Application of multi-objective optimization algorithm in carbon management of electric-carbon coupled system
DOI:
https://doi.org/10.56028/aetr.14.1.1691.2025Keywords:
multi-objective optimization; electro-carbon coupled systems; reinforcement learning; distributed scheduling.Abstract
In the context of deep integration of carbon emission regulation in the power system, the synergistic optimization of carbon cost and dispatch economy becomes the core challenge of the multi-objective scheduling problem. A distributed optimization framework integrating improved multi-objective evolutionary algorithm and deep reinforcement learning strategy is constructed, which systematically integrates Pareto sorting, adaptive perturbation, Actor-Critic decision network and master-slave scheduling mechanism to realize the joint optimization of carbon quota adjustment and real-time power generation strategy for the electric-carbon coupled system. In the IEEE-118 node grid simulation, the constructed model reduces the average scheduling cost by 2.8%, carbon emission by 10.3%, and the number of convergence rounds by 43.0% compared with the NSGA-II algorithm, which demonstrates significant solution efficiency and strategy stability.
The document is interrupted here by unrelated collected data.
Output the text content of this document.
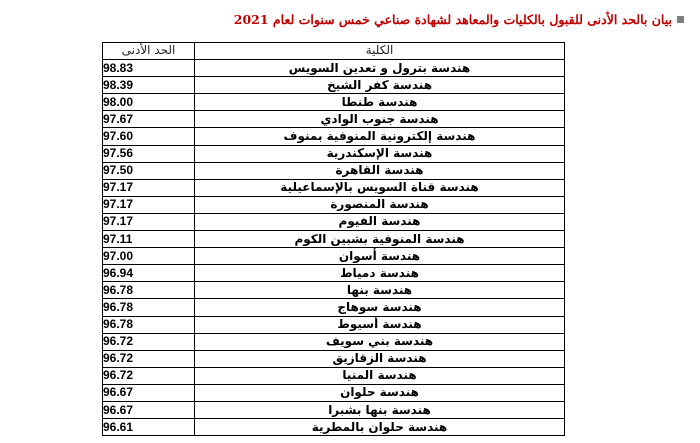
بيان بالحد الأدنى للقبول بالكليات والمعاهد لشهادة صناعي خمس سنوات لعام 2021
الكلية	الحد الأدنى
هندسة بترول و تعدين السويس	98.83
هندسة كفر الشيخ	98.39
هندسة طنطا	98.00
هندسة جنوب الوادي	97.67
هندسة إلكترونية المنوفية بمنوف	97.60
هندسة الإسكندرية	97.56
هندسة القاهرة	97.50
هندسة قناة السويس بالإسماعيلية	97.17
هندسة المنصورة	97.17
هندسة الفيوم	97.17
هندسة المنوفية بشبين الكوم	97.11
هندسة أسوان	97.00
هندسة دمياط	96.94
هندسة بنها	96.78
هندسة سوهاج	96.78
هندسة أسيوط	96.78
هندسة بني سويف	96.72
هندسة الزقازيق	96.72
هندسة المنيا	96.72
هندسة حلوان	96.67
هندسة بنها بشبرا	96.67
هندسة حلوان بالمطرية	96.61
The system adopts GPU acceleration and asynchronous caching mechanism to maintain 92.6% resource utilization when the number of node concurrency is ≥8. Comparative analysis shows that the fusion algorithm has better solution set distribution and scheduling adaptability in non-convex objective space. This method can provide an engineering-deployable intelligent optimization tool for carbon scheduling for large-scale multi-energy systems, which is of value for dissemination.